5) Вы, без сомнения, даже по собственному влечению вашего сердца стараться будете узнавать, где есть должностные люди совершенно бедные, или сирые, служащие бескорыстно верой и правдой, не могущие снискать пропитание одним жалованьем, о таковых имеете доставлять мне подробные сведения для оказания возможного пособия и тем самым выполнить священную на сей предмет волю его императорского величества: отыскивать и отличать скромных верно служащих.

Вам теперь ясно открыто, какую ощутительную пользу принесет точное и беспристрастное выполнение ваших обязанностей, а вместе с тем легко можете себе представить, какой вред и какое зло произвести могут противные сей благотворительности действия, то, конечно, нет меры наказания, какому подвергнется чиновник, который, чего Боже сохрани, и чего даже помыслить не смею, употребит во зло свое звание, ибо тем самым совершенно разрушит предмет сего отеческого государя императора учреждения.

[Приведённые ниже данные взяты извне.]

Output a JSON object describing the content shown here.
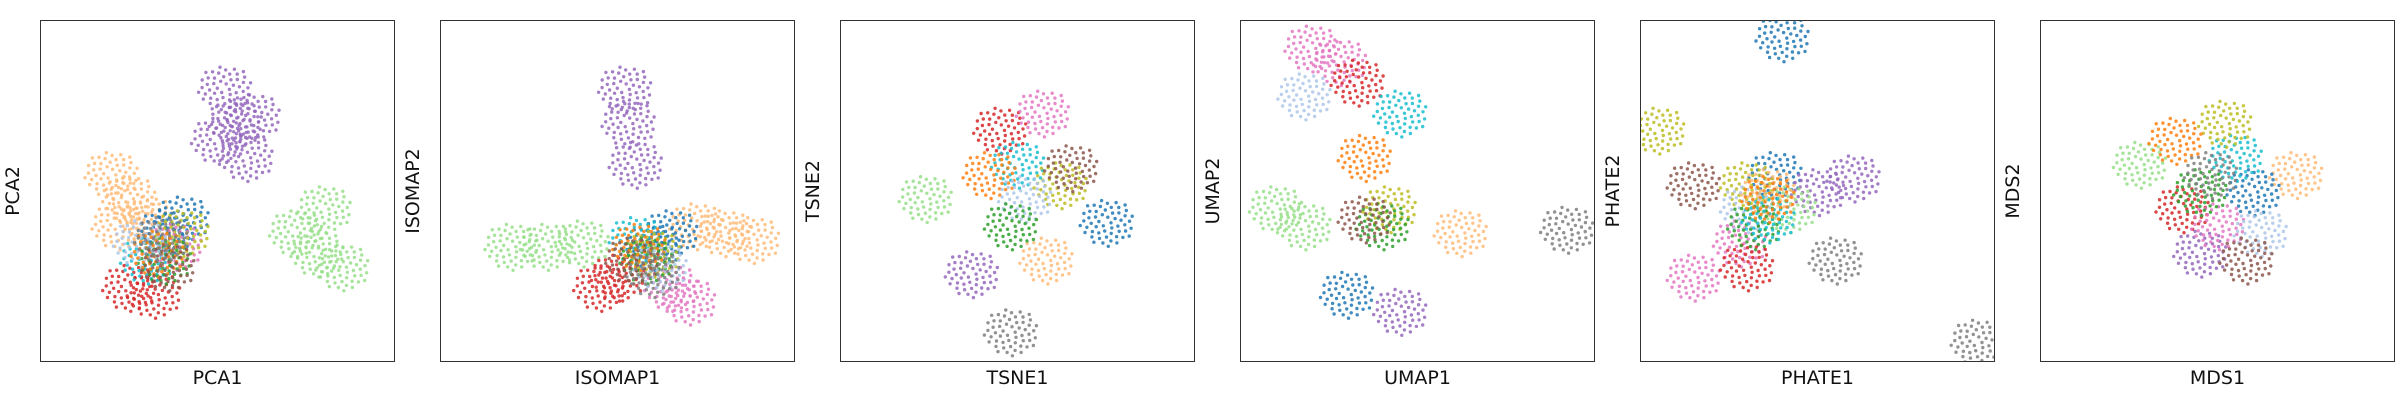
{
  "chart_data": [
    {
      "type": "scatter",
      "title": "",
      "xlabel": "PCA1",
      "ylabel": "PCA2",
      "ticks": "none",
      "grid": false,
      "legend": "none",
      "series": [
        {
          "color": "#9467bd",
          "points": [
            [
              0.55,
              0.3
            ],
            [
              0.52,
              0.2
            ],
            [
              0.58,
              0.4
            ],
            [
              0.5,
              0.35
            ],
            [
              0.6,
              0.28
            ]
          ]
        },
        {
          "color": "#ffbb78",
          "points": [
            [
              0.25,
              0.52
            ],
            [
              0.2,
              0.45
            ],
            [
              0.3,
              0.58
            ],
            [
              0.22,
              0.6
            ]
          ]
        },
        {
          "color": "#98df8a",
          "points": [
            [
              0.78,
              0.68
            ],
            [
              0.72,
              0.62
            ],
            [
              0.85,
              0.72
            ],
            [
              0.8,
              0.55
            ]
          ]
        },
        {
          "color": "#1f77b4",
          "points": [
            [
              0.35,
              0.62
            ],
            [
              0.4,
              0.58
            ]
          ]
        },
        {
          "color": "#d62728",
          "points": [
            [
              0.32,
              0.8
            ],
            [
              0.25,
              0.78
            ]
          ]
        },
        {
          "color": "#e377c2",
          "points": [
            [
              0.38,
              0.66
            ]
          ]
        },
        {
          "color": "#17becf",
          "points": [
            [
              0.3,
              0.7
            ]
          ]
        },
        {
          "color": "#bcbd22",
          "points": [
            [
              0.4,
              0.62
            ]
          ]
        },
        {
          "color": "#2ca02c",
          "points": [
            [
              0.35,
              0.7
            ]
          ]
        },
        {
          "color": "#aec7e8",
          "points": [
            [
              0.28,
              0.65
            ]
          ]
        },
        {
          "color": "#ff7f0e",
          "points": [
            [
              0.33,
              0.68
            ]
          ]
        },
        {
          "color": "#8c564b",
          "points": [
            [
              0.36,
              0.72
            ]
          ]
        },
        {
          "color": "#7f7f7f",
          "points": [
            [
              0.34,
              0.64
            ]
          ]
        }
      ]
    },
    {
      "type": "scatter",
      "title": "",
      "xlabel": "ISOMAP1",
      "ylabel": "ISOMAP2",
      "ticks": "none",
      "grid": false,
      "legend": "none",
      "series": [
        {
          "color": "#9467bd",
          "points": [
            [
              0.52,
              0.2
            ],
            [
              0.53,
              0.3
            ],
            [
              0.55,
              0.42
            ]
          ]
        },
        {
          "color": "#98df8a",
          "points": [
            [
              0.2,
              0.66
            ],
            [
              0.3,
              0.66
            ],
            [
              0.4,
              0.65
            ]
          ]
        },
        {
          "color": "#ffbb78",
          "points": [
            [
              0.8,
              0.62
            ],
            [
              0.72,
              0.6
            ],
            [
              0.88,
              0.64
            ]
          ]
        },
        {
          "color": "#e377c2",
          "points": [
            [
              0.7,
              0.82
            ],
            [
              0.65,
              0.78
            ]
          ]
        },
        {
          "color": "#1f77b4",
          "points": [
            [
              0.65,
              0.62
            ],
            [
              0.6,
              0.66
            ]
          ]
        },
        {
          "color": "#d62728",
          "points": [
            [
              0.5,
              0.75
            ],
            [
              0.45,
              0.78
            ]
          ]
        },
        {
          "color": "#17becf",
          "points": [
            [
              0.55,
              0.64
            ]
          ]
        },
        {
          "color": "#bcbd22",
          "points": [
            [
              0.6,
              0.68
            ]
          ]
        },
        {
          "color": "#2ca02c",
          "points": [
            [
              0.58,
              0.7
            ]
          ]
        },
        {
          "color": "#aec7e8",
          "points": [
            [
              0.62,
              0.72
            ]
          ]
        },
        {
          "color": "#ff7f0e",
          "points": [
            [
              0.56,
              0.66
            ]
          ]
        },
        {
          "color": "#8c564b",
          "points": [
            [
              0.54,
              0.7
            ]
          ]
        },
        {
          "color": "#7f7f7f",
          "points": [
            [
              0.6,
              0.74
            ]
          ]
        }
      ]
    },
    {
      "type": "scatter",
      "title": "",
      "xlabel": "TSNE1",
      "ylabel": "TSNE2",
      "ticks": "none",
      "grid": false,
      "legend": "none",
      "series": [
        {
          "color": "#98df8a",
          "points": [
            [
              0.24,
              0.52
            ]
          ]
        },
        {
          "color": "#9467bd",
          "points": [
            [
              0.37,
              0.74
            ]
          ]
        },
        {
          "color": "#ffbb78",
          "points": [
            [
              0.58,
              0.7
            ]
          ]
        },
        {
          "color": "#1f77b4",
          "points": [
            [
              0.75,
              0.59
            ]
          ]
        },
        {
          "color": "#d62728",
          "points": [
            [
              0.45,
              0.32
            ]
          ]
        },
        {
          "color": "#e377c2",
          "points": [
            [
              0.57,
              0.27
            ]
          ]
        },
        {
          "color": "#17becf",
          "points": [
            [
              0.5,
              0.42
            ]
          ]
        },
        {
          "color": "#bcbd22",
          "points": [
            [
              0.62,
              0.48
            ]
          ]
        },
        {
          "color": "#ff7f0e",
          "points": [
            [
              0.42,
              0.45
            ]
          ]
        },
        {
          "color": "#aec7e8",
          "points": [
            [
              0.52,
              0.52
            ]
          ]
        },
        {
          "color": "#2ca02c",
          "points": [
            [
              0.48,
              0.6
            ]
          ]
        },
        {
          "color": "#8c564b",
          "points": [
            [
              0.65,
              0.43
            ]
          ]
        },
        {
          "color": "#7f7f7f",
          "points": [
            [
              0.48,
              0.91
            ]
          ]
        }
      ]
    },
    {
      "type": "scatter",
      "title": "",
      "xlabel": "UMAP1",
      "ylabel": "UMAP2",
      "ticks": "none",
      "grid": false,
      "legend": "none",
      "series": [
        {
          "color": "#e377c2",
          "points": [
            [
              0.2,
              0.08
            ],
            [
              0.28,
              0.12
            ]
          ]
        },
        {
          "color": "#d62728",
          "points": [
            [
              0.33,
              0.18
            ]
          ]
        },
        {
          "color": "#17becf",
          "points": [
            [
              0.45,
              0.27
            ]
          ]
        },
        {
          "color": "#aec7e8",
          "points": [
            [
              0.18,
              0.22
            ]
          ]
        },
        {
          "color": "#ff7f0e",
          "points": [
            [
              0.35,
              0.4
            ]
          ]
        },
        {
          "color": "#bcbd22",
          "points": [
            [
              0.42,
              0.55
            ]
          ]
        },
        {
          "color": "#98df8a",
          "points": [
            [
              0.1,
              0.55
            ],
            [
              0.18,
              0.6
            ]
          ]
        },
        {
          "color": "#ffbb78",
          "points": [
            [
              0.62,
              0.62
            ]
          ]
        },
        {
          "color": "#1f77b4",
          "points": [
            [
              0.3,
              0.8
            ]
          ]
        },
        {
          "color": "#9467bd",
          "points": [
            [
              0.45,
              0.85
            ]
          ]
        },
        {
          "color": "#2ca02c",
          "points": [
            [
              0.4,
              0.6
            ]
          ]
        },
        {
          "color": "#7f7f7f",
          "points": [
            [
              0.92,
              0.61
            ]
          ]
        },
        {
          "color": "#8c564b",
          "points": [
            [
              0.35,
              0.58
            ]
          ]
        }
      ]
    },
    {
      "type": "scatter",
      "title": "",
      "xlabel": "PHATE1",
      "ylabel": "PHATE2",
      "ticks": "none",
      "grid": false,
      "legend": "none",
      "series": [
        {
          "color": "#1f77b4",
          "points": [
            [
              0.4,
              0.05
            ],
            [
              0.38,
              0.45
            ]
          ]
        },
        {
          "color": "#bcbd22",
          "points": [
            [
              0.05,
              0.32
            ],
            [
              0.3,
              0.48
            ]
          ]
        },
        {
          "color": "#9467bd",
          "points": [
            [
              0.6,
              0.46
            ],
            [
              0.5,
              0.5
            ]
          ]
        },
        {
          "color": "#7f7f7f",
          "points": [
            [
              0.55,
              0.7
            ],
            [
              0.95,
              0.94
            ]
          ]
        },
        {
          "color": "#e377c2",
          "points": [
            [
              0.15,
              0.75
            ],
            [
              0.28,
              0.65
            ]
          ]
        },
        {
          "color": "#d62728",
          "points": [
            [
              0.3,
              0.72
            ]
          ]
        },
        {
          "color": "#98df8a",
          "points": [
            [
              0.42,
              0.55
            ]
          ]
        },
        {
          "color": "#aec7e8",
          "points": [
            [
              0.3,
              0.55
            ]
          ]
        },
        {
          "color": "#ffbb78",
          "points": [
            [
              0.36,
              0.5
            ]
          ]
        },
        {
          "color": "#8c564b",
          "points": [
            [
              0.15,
              0.48
            ]
          ]
        },
        {
          "color": "#2ca02c",
          "points": [
            [
              0.32,
              0.6
            ]
          ]
        },
        {
          "color": "#17becf",
          "points": [
            [
              0.36,
              0.58
            ]
          ]
        },
        {
          "color": "#ff7f0e",
          "points": [
            [
              0.36,
              0.52
            ]
          ]
        }
      ]
    },
    {
      "type": "scatter",
      "title": "",
      "xlabel": "MDS1",
      "ylabel": "MDS2",
      "ticks": "none",
      "grid": false,
      "legend": "none",
      "series": [
        {
          "color": "#98df8a",
          "points": [
            [
              0.28,
              0.42
            ]
          ]
        },
        {
          "color": "#ffbb78",
          "points": [
            [
              0.72,
              0.45
            ]
          ]
        },
        {
          "color": "#9467bd",
          "points": [
            [
              0.45,
              0.68
            ]
          ]
        },
        {
          "color": "#1f77b4",
          "points": [
            [
              0.6,
              0.5
            ]
          ]
        },
        {
          "color": "#d62728",
          "points": [
            [
              0.4,
              0.55
            ]
          ]
        },
        {
          "color": "#e377c2",
          "points": [
            [
              0.5,
              0.6
            ]
          ]
        },
        {
          "color": "#17becf",
          "points": [
            [
              0.55,
              0.4
            ]
          ]
        },
        {
          "color": "#bcbd22",
          "points": [
            [
              0.52,
              0.3
            ]
          ]
        },
        {
          "color": "#2ca02c",
          "points": [
            [
              0.45,
              0.5
            ]
          ]
        },
        {
          "color": "#aec7e8",
          "points": [
            [
              0.62,
              0.62
            ]
          ]
        },
        {
          "color": "#ff7f0e",
          "points": [
            [
              0.38,
              0.35
            ]
          ]
        },
        {
          "color": "#8c564b",
          "points": [
            [
              0.58,
              0.7
            ]
          ]
        },
        {
          "color": "#7f7f7f",
          "points": [
            [
              0.48,
              0.45
            ]
          ]
        }
      ]
    }
  ]
}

Впрочем, нет возможности наименовать здесь все случаи и предметы, на кои вы должны обратить свое внимание, ни предначертать вам правил, какими вы во всех случаях должны руководствоваться, но я полагаюсь в том на вашу прозорливость, а более еще на беспристрастное и благородное направление вашего образа мыслей".

Совершенно такая же инструкция была дана и полковнику Бибикову. Обратил Николай Павлович внимание и на положение крестьян. Двумя рескриптами на имя "управляющего министерством внутренних дел Ланского (Василий Сергеевич), от 19-го июня и 6-го сентября 1826 г., государь предписывал дворянству "христианское и сообразное законам обращение с крестьянами".

"К истинному моему сожалению, - сказано в рескрипте от 19-го июня, - доходят до моего сведения несогласные с сим примеры; а потому и повелеваем вам поставить на вид означенную волю мою, кроме всех начальников губернии, в особенности всем предводителям и маршалам дворянства...

Вы им предпишите, что неуспешное исполнение сей достойной уважения их обязанности подвергнет их неизбежному взысканию по законам вместе с теми, кои дозволят себе удалиться от изъявляемой мною здесь воли моей, так как и порядок в отношениях между крестьянами и помещиками, их заботливостью и предварениями соблюденный, всегда будет предметом моего особенного внимания и вменится им в заслугу".

В рескрипте же 6-го сентября были преподаны правила, которыми должны руководствоваться уездные предводители дворянства в случаях, когда будет обнаружено со стороны помещиков, в обращении с крестьянами, злоупотребление власти в непомерном ли распорядке работ и повинностей, или в непомерных наказаниях. 

При этом государь указывал в рескрипте, что он во всех случаях ищет и всегда искать будет "лучше предупреждать зло, нежели преследовать его наказанием, когда оно уже возникло".

Учрежденный же 6-го декабря 1826 года, под председательством графа Кочубея, особый секретный комитет имел своею целью пересмотр всего государственного устройства и управления и представление заключения о необходимых преобразованиях. Вот какими намерениями был одушевлен по своем воцарении Николай Павлович, признававший необходимым положить "в основу управления всю силу и строгость законов".